The Productivity Commission’s (PC) review of the Fair Work laws was highly critical of Fair Work Commission and suggested significant reforms including to the way individuals are appointed.
Following the abolition of the Australian Industrial Relations Commission and establishment of the Fair Work Commission in 2009, the independence of the Fair Work Commission was significantly compromised in both re-structuring the hierarchy of the tribunal and a heavily skewed appointment process which was also lacking in gender diversity.
The PC also criticised the way the FWC sets and adjusts the safety-net and recommended setting up a separate body to deal with these important matters. As noted by the PC in recommending significant changes to the FWC, “[i]nstitutional change would represent one of the bigger microeconomic reforms in the last 15 years” and that “maintenance of the status quo is not an option”.

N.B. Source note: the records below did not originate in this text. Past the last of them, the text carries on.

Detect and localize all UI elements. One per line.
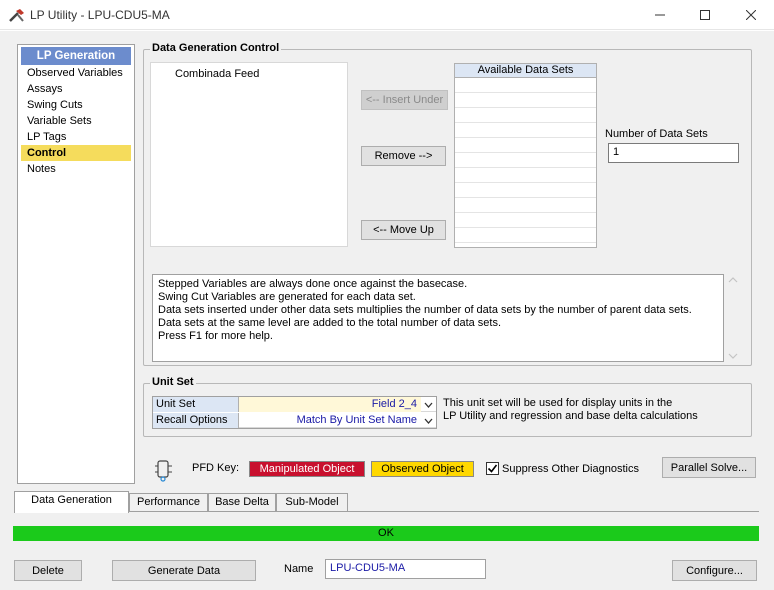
list-row xyxy=(455,213,596,228)
remove-button[interactable]: Remove --> xyxy=(361,146,446,166)
suppress-diagnostics-label[interactable]: Suppress Other Diagnostics xyxy=(502,463,639,475)
minimize-button[interactable] xyxy=(637,0,683,30)
recall-options-value[interactable]: Match By Unit Set Name xyxy=(239,413,421,428)
scroll-down-icon[interactable] xyxy=(728,352,738,360)
lp-generation-nav: LP Generation Observed Variables Assays … xyxy=(17,44,135,484)
nav-item-observed-variables[interactable]: Observed Variables xyxy=(21,65,131,81)
nav-item-control[interactable]: Control xyxy=(21,145,131,161)
tab-performance[interactable]: Performance xyxy=(129,493,208,511)
parallel-solve-button[interactable]: Parallel Solve... xyxy=(662,457,756,478)
client-area: LP Generation Observed Variables Assays … xyxy=(0,31,774,590)
tab-base-delta[interactable]: Base Delta xyxy=(208,493,276,511)
lp-object-icon xyxy=(155,460,172,482)
name-field[interactable]: LPU-CDU5-MA xyxy=(325,559,486,579)
unit-set-value[interactable]: Field 2_4 xyxy=(239,397,421,412)
list-row xyxy=(455,138,596,153)
chevron-down-icon xyxy=(424,402,433,408)
list-row xyxy=(455,123,596,138)
help-line: Swing Cut Variables are generated for ea… xyxy=(158,291,416,303)
maximize-icon xyxy=(700,10,710,20)
observed-object-key: Observed Object xyxy=(371,461,474,477)
help-line: Stepped Variables are always done once a… xyxy=(158,278,468,290)
available-data-sets-header: Available Data Sets xyxy=(455,64,596,78)
chevron-down-icon xyxy=(424,418,433,424)
close-icon xyxy=(746,10,756,20)
unit-set-group: Unit Set Unit Set Field 2_4 Recall Optio… xyxy=(143,376,752,437)
unit-set-note-line2: LP Utility and regression and base delta… xyxy=(443,410,698,422)
maximize-button[interactable] xyxy=(682,0,728,30)
number-of-data-sets-label: Number of Data Sets xyxy=(605,128,708,140)
list-row xyxy=(455,78,596,93)
status-bar: OK xyxy=(13,526,759,541)
unit-set-note-line1: This unit set will be used for display u… xyxy=(443,397,673,409)
move-up-button[interactable]: <-- Move Up xyxy=(361,220,446,240)
configure-button[interactable]: Configure... xyxy=(672,560,757,581)
list-row xyxy=(455,228,596,243)
minimize-icon xyxy=(655,14,665,16)
grid-row-unit-set: Unit Set Field 2_4 xyxy=(153,397,436,412)
help-text-box: Stepped Variables are always done once a… xyxy=(152,274,724,362)
list-row xyxy=(455,183,596,198)
help-scrollbar[interactable] xyxy=(728,276,738,360)
manipulated-object-key: Manipulated Object xyxy=(249,461,365,477)
checkmark-icon xyxy=(487,464,498,473)
list-row xyxy=(455,93,596,108)
help-line: Press F1 for more help. xyxy=(158,330,273,342)
pfd-key-label: PFD Key: xyxy=(192,462,240,474)
close-button[interactable] xyxy=(728,0,774,30)
nav-item-variable-sets[interactable]: Variable Sets xyxy=(21,113,131,129)
tab-sub-model[interactable]: Sub-Model xyxy=(276,493,348,511)
list-row xyxy=(455,153,596,168)
list-row xyxy=(455,168,596,183)
list-row xyxy=(455,198,596,213)
number-of-data-sets-field[interactable]: 1 xyxy=(608,143,739,163)
name-label: Name xyxy=(284,563,314,575)
tree-item-combinada-feed[interactable]: Combinada Feed xyxy=(175,68,259,80)
help-line: Data sets at the same level are added to… xyxy=(158,317,502,329)
unit-set-label: Unit Set xyxy=(153,397,239,412)
nav-item-swing-cuts[interactable]: Swing Cuts xyxy=(21,97,131,113)
title-bar: LP Utility - LPU-CDU5-MA xyxy=(0,0,774,30)
data-generation-control-group: Data Generation Control Combinada Feed <… xyxy=(143,42,752,366)
group-title-data-generation-control: Data Generation Control xyxy=(150,42,282,54)
recall-options-dropdown[interactable] xyxy=(421,413,436,428)
generate-data-button[interactable]: Generate Data xyxy=(112,560,256,581)
nav-header: LP Generation xyxy=(21,47,131,65)
scroll-up-icon[interactable] xyxy=(728,276,738,284)
nav-item-notes[interactable]: Notes xyxy=(21,161,131,177)
help-line: Data sets inserted under other data sets… xyxy=(158,304,692,316)
data-set-tree[interactable]: Combinada Feed xyxy=(150,62,348,247)
unit-set-grid: Unit Set Field 2_4 Recall Options Match … xyxy=(152,396,437,429)
unit-set-dropdown[interactable] xyxy=(421,397,436,412)
nav-item-assays[interactable]: Assays xyxy=(21,81,131,97)
window-title: LP Utility - LPU-CDU5-MA xyxy=(30,8,170,22)
delete-button[interactable]: Delete xyxy=(14,560,82,581)
list-row xyxy=(455,108,596,123)
lp-utility-app-icon xyxy=(9,9,24,22)
tab-data-generation[interactable]: Data Generation xyxy=(14,491,129,513)
nav-item-lp-tags[interactable]: LP Tags xyxy=(21,129,131,145)
suppress-diagnostics-checkbox[interactable] xyxy=(486,462,499,475)
available-data-sets-list[interactable]: Available Data Sets xyxy=(454,63,597,248)
group-title-unit-set: Unit Set xyxy=(150,376,196,388)
insert-under-button[interactable]: <-- Insert Under xyxy=(361,90,448,110)
recall-options-label: Recall Options xyxy=(153,413,239,428)
grid-row-recall-options: Recall Options Match By Unit Set Name xyxy=(153,413,436,428)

A new and separate appeals jurisdiction modelled on international best practice, such as the UK, should result in fewer matters required to be appealed to the courts which are cost prohibitive to smaller firms. A panel of highly qualified judicial officers could establish binding principles and interpret the provisions of the relevant legislation in a more consistent manner, which will mean more certainty for users of the system and tribunal members, and ultimately more confidence in the employment institutions by the public.

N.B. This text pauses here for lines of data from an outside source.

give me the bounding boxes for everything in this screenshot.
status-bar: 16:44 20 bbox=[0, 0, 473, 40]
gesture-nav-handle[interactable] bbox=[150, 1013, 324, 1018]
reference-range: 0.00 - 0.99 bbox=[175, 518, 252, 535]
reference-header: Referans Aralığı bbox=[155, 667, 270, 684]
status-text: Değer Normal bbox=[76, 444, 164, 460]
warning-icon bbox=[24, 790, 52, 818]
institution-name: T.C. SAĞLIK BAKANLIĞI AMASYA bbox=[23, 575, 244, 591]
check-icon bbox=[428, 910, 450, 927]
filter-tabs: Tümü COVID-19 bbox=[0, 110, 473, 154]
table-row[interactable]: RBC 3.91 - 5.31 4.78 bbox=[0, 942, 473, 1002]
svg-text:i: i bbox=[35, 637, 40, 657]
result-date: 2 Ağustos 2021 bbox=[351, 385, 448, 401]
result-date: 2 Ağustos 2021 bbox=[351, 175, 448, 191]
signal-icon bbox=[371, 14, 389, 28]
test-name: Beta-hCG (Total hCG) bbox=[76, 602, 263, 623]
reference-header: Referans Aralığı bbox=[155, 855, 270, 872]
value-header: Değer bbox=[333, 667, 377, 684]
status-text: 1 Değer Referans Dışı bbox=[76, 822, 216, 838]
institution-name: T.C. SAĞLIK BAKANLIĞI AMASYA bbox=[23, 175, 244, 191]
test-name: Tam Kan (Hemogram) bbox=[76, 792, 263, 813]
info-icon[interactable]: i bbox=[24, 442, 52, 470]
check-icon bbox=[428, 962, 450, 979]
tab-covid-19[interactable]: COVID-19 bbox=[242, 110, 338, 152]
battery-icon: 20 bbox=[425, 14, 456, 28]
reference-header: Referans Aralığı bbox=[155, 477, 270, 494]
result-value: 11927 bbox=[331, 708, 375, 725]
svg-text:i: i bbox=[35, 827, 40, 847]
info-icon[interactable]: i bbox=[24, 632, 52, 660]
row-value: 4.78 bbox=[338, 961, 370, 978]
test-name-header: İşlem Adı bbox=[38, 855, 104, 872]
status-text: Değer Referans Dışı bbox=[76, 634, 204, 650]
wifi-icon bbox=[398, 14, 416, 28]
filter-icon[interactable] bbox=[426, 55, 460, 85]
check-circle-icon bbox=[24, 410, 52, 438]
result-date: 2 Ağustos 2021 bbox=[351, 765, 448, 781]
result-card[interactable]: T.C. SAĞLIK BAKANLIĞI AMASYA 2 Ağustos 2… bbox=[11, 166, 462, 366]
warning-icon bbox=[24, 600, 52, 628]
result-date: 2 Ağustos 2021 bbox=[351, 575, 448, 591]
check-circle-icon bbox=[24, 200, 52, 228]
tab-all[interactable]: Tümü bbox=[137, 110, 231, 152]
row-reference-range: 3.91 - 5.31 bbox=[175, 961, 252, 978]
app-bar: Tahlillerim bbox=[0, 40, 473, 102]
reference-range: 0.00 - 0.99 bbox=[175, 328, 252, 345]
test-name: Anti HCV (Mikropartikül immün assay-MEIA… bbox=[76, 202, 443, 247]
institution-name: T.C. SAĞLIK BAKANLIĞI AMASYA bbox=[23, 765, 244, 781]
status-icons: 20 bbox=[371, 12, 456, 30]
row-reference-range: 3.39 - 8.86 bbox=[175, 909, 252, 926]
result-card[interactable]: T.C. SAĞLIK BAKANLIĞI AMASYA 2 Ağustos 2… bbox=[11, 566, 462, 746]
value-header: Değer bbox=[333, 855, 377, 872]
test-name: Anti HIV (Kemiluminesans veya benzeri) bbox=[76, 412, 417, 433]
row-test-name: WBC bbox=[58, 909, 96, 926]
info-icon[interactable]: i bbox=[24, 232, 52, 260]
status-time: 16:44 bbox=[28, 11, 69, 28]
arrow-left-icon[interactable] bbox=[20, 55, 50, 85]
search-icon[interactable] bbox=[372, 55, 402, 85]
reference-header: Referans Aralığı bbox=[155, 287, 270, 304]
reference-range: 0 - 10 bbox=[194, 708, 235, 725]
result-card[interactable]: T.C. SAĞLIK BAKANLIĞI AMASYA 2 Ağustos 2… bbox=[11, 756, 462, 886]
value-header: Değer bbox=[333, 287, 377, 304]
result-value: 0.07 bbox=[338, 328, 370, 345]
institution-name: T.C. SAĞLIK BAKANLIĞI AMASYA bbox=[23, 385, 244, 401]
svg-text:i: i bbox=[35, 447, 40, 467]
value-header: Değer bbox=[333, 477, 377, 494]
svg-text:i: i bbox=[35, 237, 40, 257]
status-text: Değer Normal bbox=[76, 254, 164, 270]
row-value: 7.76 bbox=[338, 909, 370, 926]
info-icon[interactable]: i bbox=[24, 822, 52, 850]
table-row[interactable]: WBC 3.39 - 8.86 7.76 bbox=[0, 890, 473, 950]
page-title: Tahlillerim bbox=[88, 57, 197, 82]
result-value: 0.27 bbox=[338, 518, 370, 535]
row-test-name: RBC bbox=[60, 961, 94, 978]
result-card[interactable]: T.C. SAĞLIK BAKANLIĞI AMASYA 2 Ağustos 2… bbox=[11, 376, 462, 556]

Increasingly business is looking to utilise Alternative Dispute Resolution (ADR) services, including utilising professional and independent arbitration services. The Australian Government should build pathways within the employment law framework to assist employers and employees resolve disputes without needing to resort to the Fair Work Commission or federal courts. More disputes which are resolved between the parties to the direct employment relationship will mean more co-operative and productive workplaces and reduce the need for the tribunal to be involved in resolving collective or individual disputes and workplace grievances.
A focused and well-resourced building industry specific regulator which can regulate and enforce the Rule of Law within the building industry, will result in higher compliance levels. Importantly, investors and stakeholders will have more certainty that large-scale projects will be built according to schedule and within budget. Greater accountability on union officials by a stand-alone agency outside of the Fair Work Commission, will ensure that trade union members’ monies are less likely to be misappropriated and ensure trade unions and officials are regulated to the same extent as companies and duties of union officials are commensurate with company directors.
Where to from here?
In the 2016 Federal Election campaign AMMA is advocating that the next Australian Government commit to reforming existing institutions to better meets the needs employers and employees, and of the general community through balancing equity considerations with increased productivity, economic activity and job creation.
AMMA’s road map for reform [page 5 here] summarises key changes AMMA proposes to reform our national workplace institutions.
KPMG research found that implementing all of AMMA’s recommended reforms could add up to $30.9 billion to Australia’s GDP and create up to 36,000 jobs.